I was sure this was a lead-in to a Fictional Conversation. No such luck - yet!
Unfortunately, the store was stocking only 12-pounders and 22-pounders during our time there, which is of course my fault. This created a bit of consternation for The Blonde Accountant as I struggled to maintain the integrity of Rule No. 1.
Hey, it will be funny if you keep referring to this Rule No. 1 thing. Please do so at lease once every other paragraph.
A nice gentlemen working at the grocery store — apparently he was Assistant Butcher in Charge of Stocking the Turkeys in the Freezer — was standing near us during The Blonde Accountant’s harumpfing portion of the turkey dilemma and witnessed the exchange.
Chalk up our third elaborate fictional title.
“You stay here with the 12-pound turkey, I’m going to the other freezer to see if they have bigger ones,” said The Blonde Accountant.
As she vacated the area, the butcher sauntered over to me, got real close to my ear, like he was revealing a state secret about turkeys, and whispered: “I had a lady earlier today who wanted a 20-pound turkey. I had one that weighed 19.97 pounds. She wouldn’t take it because it wasn’t 20 pounds.”
“Did you say anything to her?” I asked.
“No, I just shut up,” he said.
Atta boy. We need to get that guy to the next meeting of the Stupid Man Club to vote aye on Rule No. 1.
It's highly unlikely that this guy would initiate such a conversation. But I appreciate the monumental effort Morsch exerts to make the whole thing seem like a work of Swiftian genius.
We ended up with a 22-pound turkey, which was really no surprise to me.
When we got to the cranberry aisle, The Blonde Accountant exclaimed: “Oh, we need cranberry sauce!” Kind of like she had almost forgotten about it.
“Who eats cranberry sauce in our family?” I asked, which certainly could have been considered a minor infraction of Rule No. 1.
I want to revise my "Rule No. 1" for comedy to read: "Repeat the same joke fifteen times."
“Nobody,” she said as she put the cranberry sauce into the cart.
Hmmm. See, if I would have further questioned the cranberry decision, I risked being flagged for excessive man stupidity as well as violating Rule No. 1.
Alright, that's quite enough, sir.
The answer is quite simple, of course: Cranberry sauce is a traditional part of the Thanksgiving meal and we are thankful to have it grace our table.
Fortunately, I like turkey, so eating the leftovers through the end of March shouldn’t be a problem. As for the cranberry sauce, we will try to share it with someone less fortunate, someone who maybe even likes cranberry sauce.

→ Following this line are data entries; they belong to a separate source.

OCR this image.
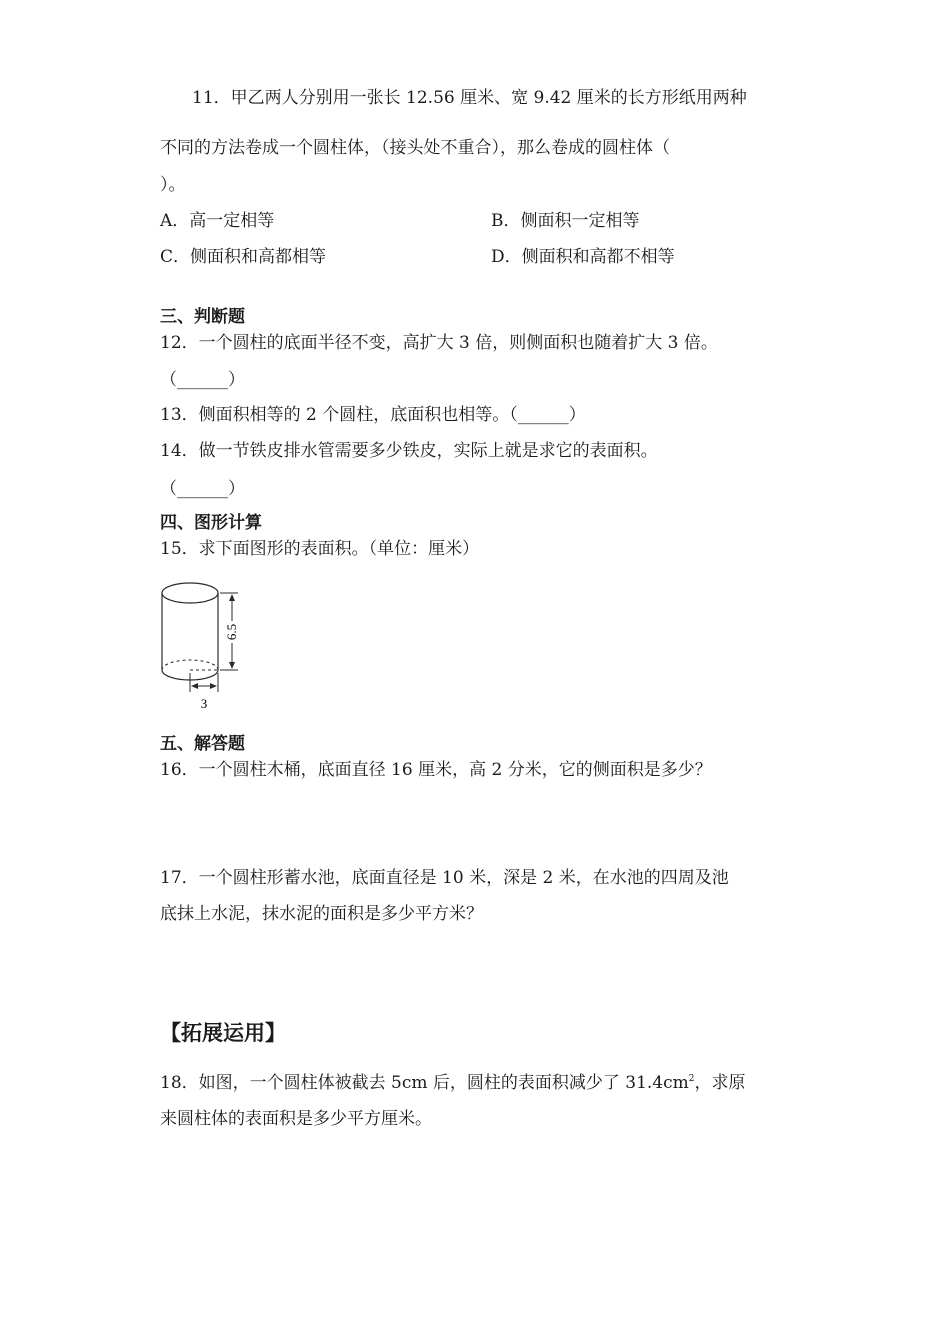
11．甲乙两人分别用一张长 12.56 厘米、宽 9.42 厘米的长方形纸用两种
不同的方法卷成一个圆柱体，（接头处不重合），那么卷成的圆柱体（
）。
A．高一定相等	B．侧面积一定相等
C．侧面积和高都相等	D．侧面积和高都不相等
三、判断题
12．一个圆柱的底面半径不变，高扩大 3 倍，则侧面积也随着扩大 3 倍。
（______）
13．侧面积相等的 2 个圆柱，底面积也相等。（______）
14．做一节铁皮排水管需要多少铁皮，实际上就是求它的表面积。
（______）
四、图形计算
15．求下面图形的表面积。（单位：厘米）
6.5
3
五、解答题
16．一个圆柱木桶，底面直径 16 厘米，高 2 分米，它的侧面积是多少？
17．一个圆柱形蓄水池，底面直径是 10 米，深是 2 米，在水池的四周及池
底抹上水泥，抹水泥的面积是多少平方米？
【拓展运用】
18．如图，一个圆柱体被截去 5cm 后，圆柱的表面积减少了 $31.4cm^2$，求原
来圆柱体的表面积是多少平方厘米。
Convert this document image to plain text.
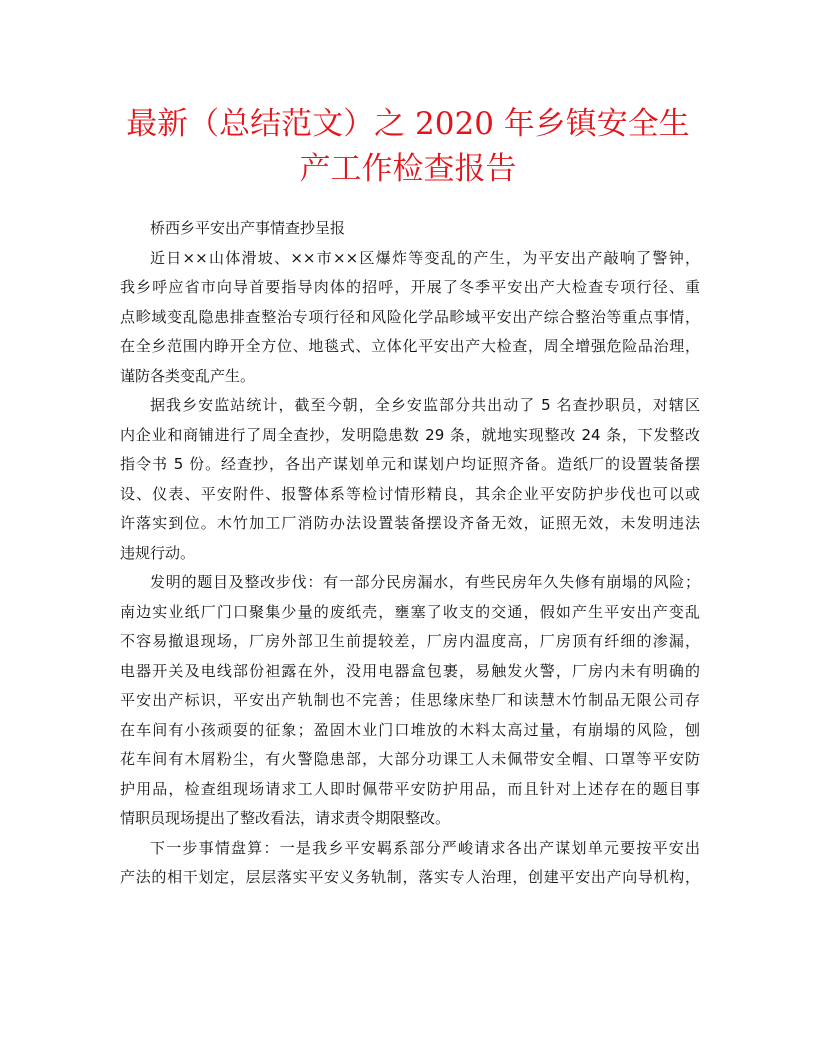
最新（总结范文）之 2020 年乡镇安全生
产工作检查报告
桥西乡平安出产事情查抄呈报
近日××山体滑坡、××市××区爆炸等变乱的产生，为平安出产敲响了警钟，
我乡呼应省市向导首要指导肉体的招呼，开展了冬季平安出产大检查专项行径、重
点畛域变乱隐患排查整治专项行径和风险化学品畛域平安出产综合整治等重点事情，
在全乡范围内睁开全方位、地毯式、立体化平安出产大检查，周全增强危险品治理，
谨防各类变乱产生。
据我乡安监站统计，截至今朝，全乡安监部分共出动了 5 名查抄职员，对辖区
内企业和商铺进行了周全查抄，发明隐患数 29 条，就地实现整改 24 条，下发整改
指令书 5 份。经查抄，各出产谋划单元和谋划户均证照齐备。造纸厂的设置装备摆
设、仪表、平安附件、报警体系等检讨情形精良，其余企业平安防护步伐也可以或
许落实到位。木竹加工厂消防办法设置装备摆设齐备无效，证照无效，未发明违法
违规行动。
发明的题目及整改步伐：有一部分民房漏水，有些民房年久失修有崩塌的风险；
南边实业纸厂门口聚集少量的废纸壳，壅塞了收支的交通，假如产生平安出产变乱
不容易撤退现场，厂房外部卫生前提较差，厂房内温度高，厂房顶有纤细的渗漏，
电器开关及电线部份袒露在外，没用电器盒包裹，易触发火警，厂房内未有明确的
平安出产标识，平安出产轨制也不完善；佳思缘床垫厂和读慧木竹制品无限公司存
在车间有小孩顽耍的征象；盈固木业门口堆放的木料太高过量，有崩塌的风险，刨
花车间有木屑粉尘，有火警隐患部，大部分功课工人未佩带安全帽、口罩等平安防
护用品，检查组现场请求工人即时佩带平安防护用品，而且针对上述存在的题目事
情职员现场提出了整改看法，请求责令期限整改。
下一步事情盘算：一是我乡平安羁系部分严峻请求各出产谋划单元要按平安出
产法的相干划定，层层落实平安义务轨制，落实专人治理，创建平安出产向导机构，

I don't understand the flow of the last two paragraphs in the least.
There are a lot of things to be thankful for this time of year. One of those is that I have a wife who on top of everything else puts a tremendous amount of love and effort in the holiday meal for her family.
Flag me if you must for a rules violation, but I’m not shutting up about how thankful and appreciative I am about that.
For the record, I'm incredibly disappointed that he didn't say "Turkey Day," and that he deprived us of one last uproarious "Rule No.1" reference.